The UK needs to invest an additional GBP30bn a year in shovel-ready green projects to create jobs, energise the post-lockdown economy and put the country back on track to achieve its climate targets, a new cross-party commission recommends.
In the most detailed blueprint to date for a green recovery from Covid-19, it also advises the government to make an initial down payment of GBP5bn into a national “just transition fund” that would support the regions likely to be worst affected by the shift away from fossil fuels.
The 96-page dossier was unveiled on Wednesday by the environmental justice commission, which is composed of MPs, business executives, union leaders, climate activists and members of the Institute for Public Policy Research.
Under the heading “Faster, further, fairer”, the paper calls for accelerated action to combat the climate and nature crisis, while rebuilding the economy and reducing the risks to livelihoods.
It urges the government to set an ambitious 2030 emissions reduction target, including – for the first time – embedded carbon from imported goods. This would help make British manufacturers more competitive, the authors say.
To ensure the government does not blow the remaining carbon budget, the paper recommends ending the UK’s policy of maximising the economic extraction of oil and gas in the North Sea and elsewhere and shifting more resources to job creation in construction, manufacturing, renewables, broadband rollout and electrification of the heating and transport sectors.
They list nine policies that could accelerate the recovery from Covid-19 and put the UK on a healthier environmental track. Any bailouts for struggling firms should be conditional on reduced emissions, particularly in the airline industry.
The stimulus would be funded by borrowing, which is cheap at present thanks to ultra-low interest rates. As well as rebuilding the economy, the spending should aim to address inequality and restore the nation’s natural wealth.
Luke Murphy, the head of the environmental justice commission, said the most remarkable aspect of the report was that it united such a broad coalition of ideologies and interests. He hoped cabinet ministers would adopt the recommendations.
“We know this fits with the government agenda. And officials are looking at green recovery,” he said. “This goes beyond climate and nature. It must be a wholesale change of the economy that is also good for jobs and business. It is a positive vision of the kind of society we could create.”

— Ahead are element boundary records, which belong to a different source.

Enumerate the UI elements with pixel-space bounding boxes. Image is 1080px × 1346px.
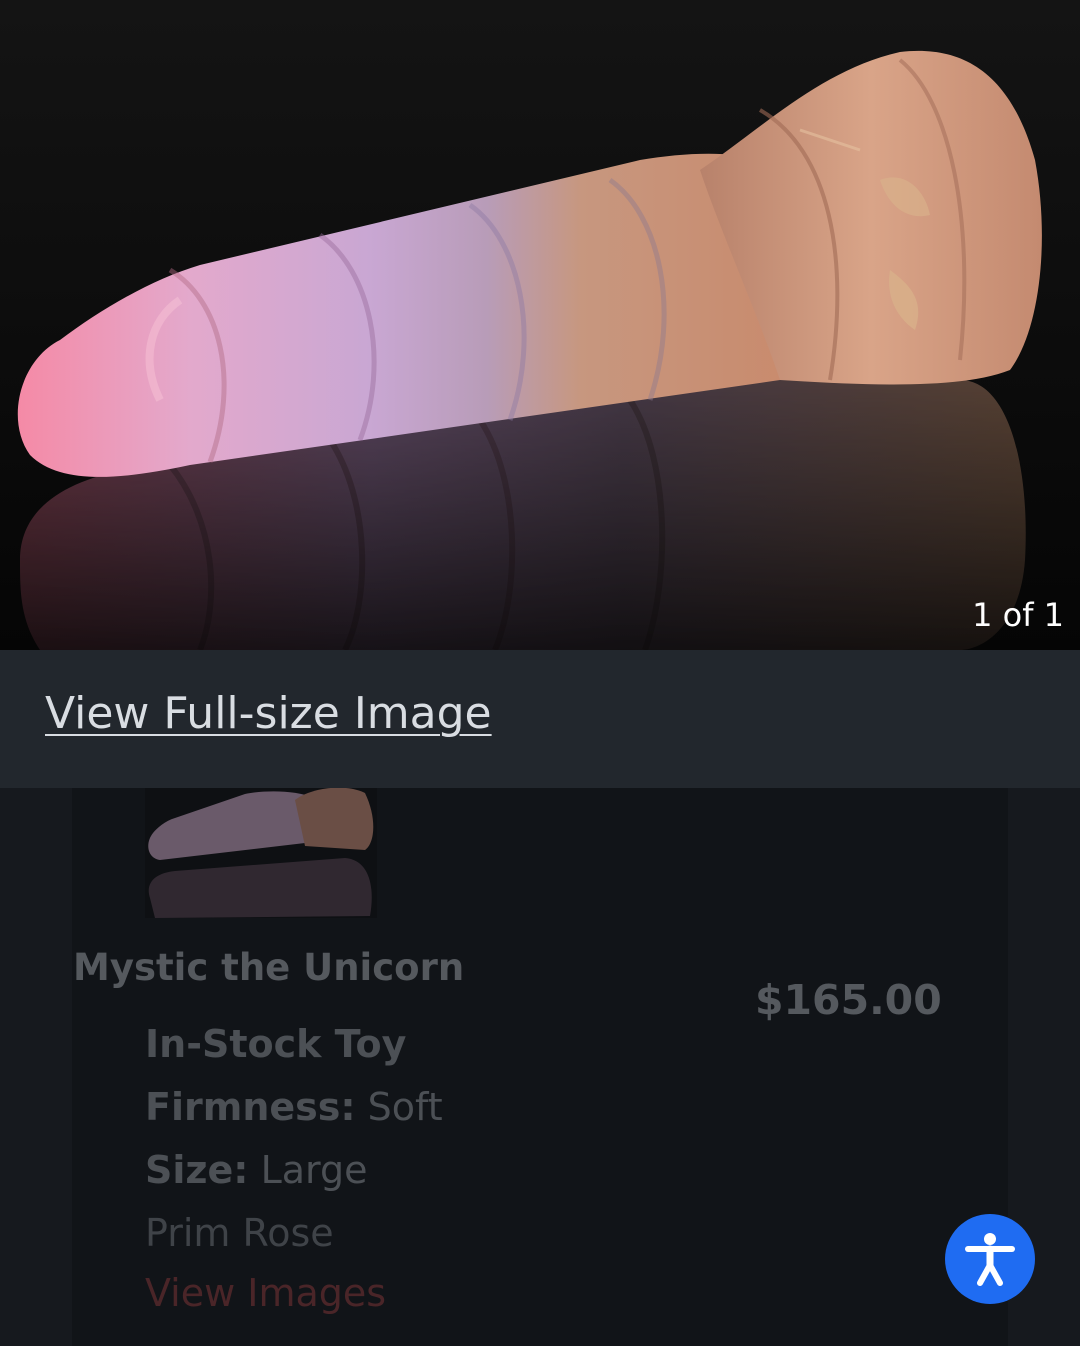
- product-title: Mystic the Unicorn: [73, 946, 465, 989]
- size-label: Size:: [145, 1148, 249, 1192]
- view-images-link[interactable]: View Images: [145, 1271, 386, 1315]
- color-name: Prim Rose: [145, 1211, 334, 1255]
- firmness-label: Firmness:: [145, 1085, 356, 1129]
- size-row: Size: Large: [145, 1148, 368, 1192]
- accessibility-icon: [965, 1233, 1015, 1286]
- product-photo[interactable]: 1 of 1: [0, 0, 1080, 650]
- accessibility-button[interactable]: [945, 1214, 1035, 1304]
- thumbnail-image: [145, 788, 377, 918]
- image-counter: 1 of 1: [972, 596, 1064, 634]
- firmness-value: Soft: [367, 1085, 443, 1129]
- product-price: $165.00: [755, 976, 942, 1024]
- size-value: Large: [260, 1148, 368, 1192]
- product-image: [17, 50, 1042, 650]
- product-card: [72, 788, 1008, 1346]
- view-full-size-link[interactable]: View Full-size Image: [45, 688, 492, 739]
- product-thumbnail[interactable]: [145, 788, 377, 918]
- firmness-row: Firmness: Soft: [145, 1085, 443, 1129]
- stock-status: In-Stock Toy: [145, 1022, 407, 1066]
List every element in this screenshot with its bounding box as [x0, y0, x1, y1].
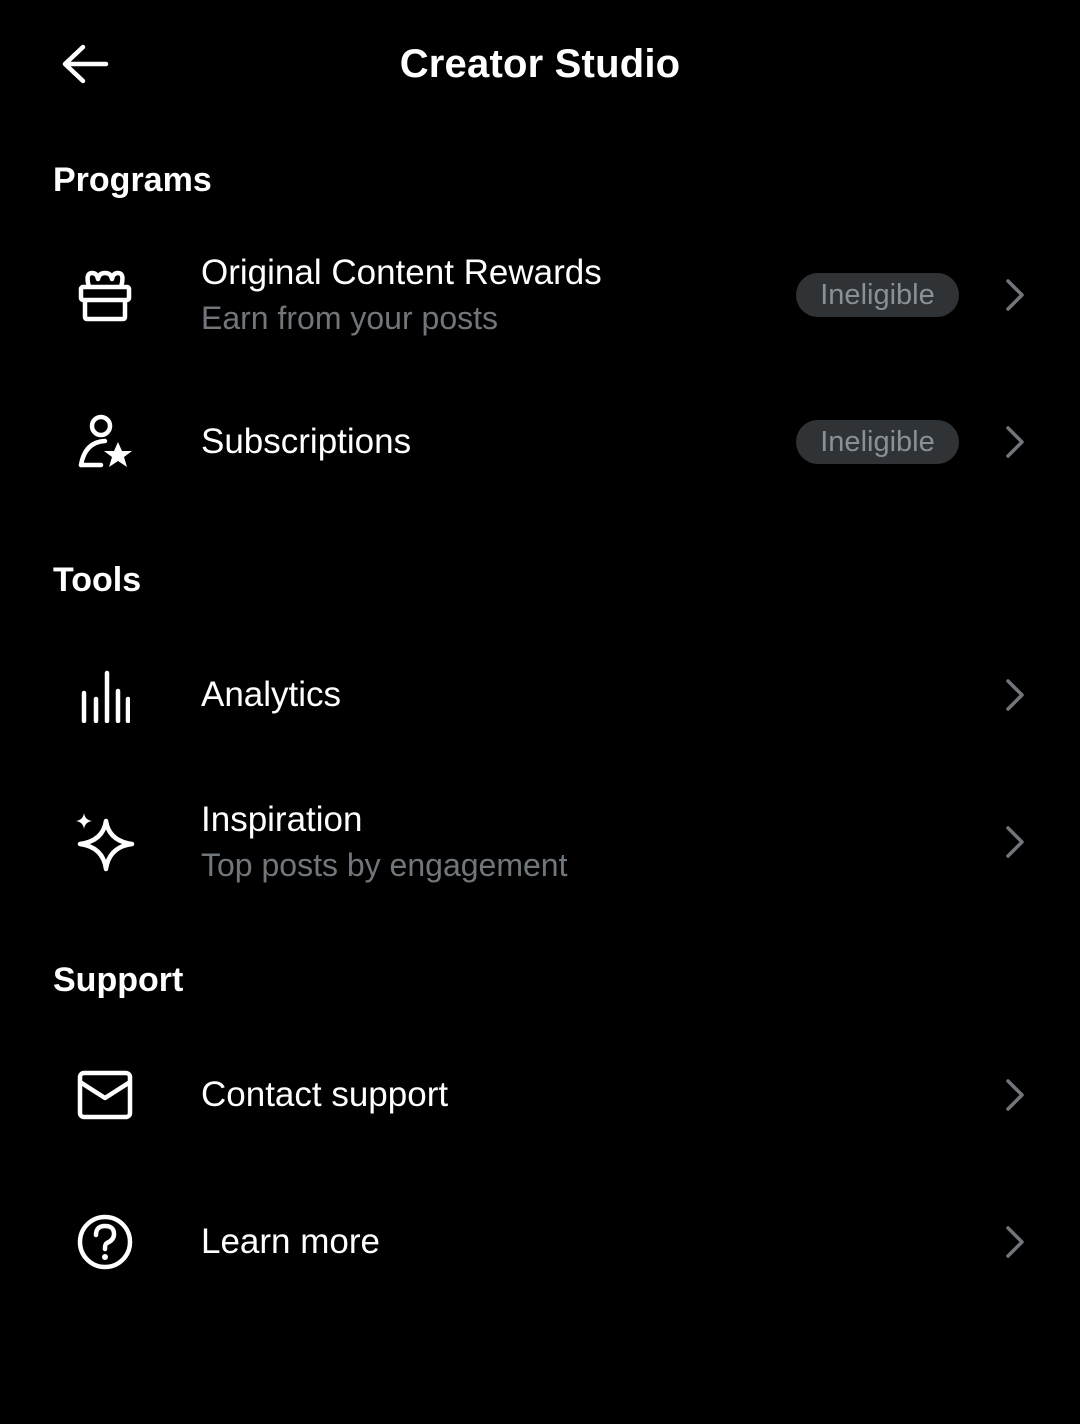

The MPs on the commission said decarbonising the economy and restoring nature were an opportunity to fix a broken economic model that was failing the majority of people in the UK.
“We can build back better – but only if we embed an agenda of rapid decarbonisation within a broader social and economic justice agenda, and ensure that those communities most affected by change have the power to lead and shape it,” said the co-chair Caroline Lucas, a former leader of the Green party.
The former Conservative MP Laura Sandys, another co-chair, said the country had a “tantalising and enticing prospect” of a better quality of life, cleaner air, warmer homes, healthier diets and greater access to open spaces.
“A new and green economy that is fit for the future is a real possibility if only we can grasp it quickly,” she said.
Ed Miliband, who was involved in the commission before his recent appointment as shadow secretary of state for business, energy and industrial strategy, called on the government to act on the recommendations.
“This important report shows why a green recovery is essential for jobs, tackling the climate crisis and improving quality of life,” he said. “There is real urgency for the government to respond and rise to this moment.”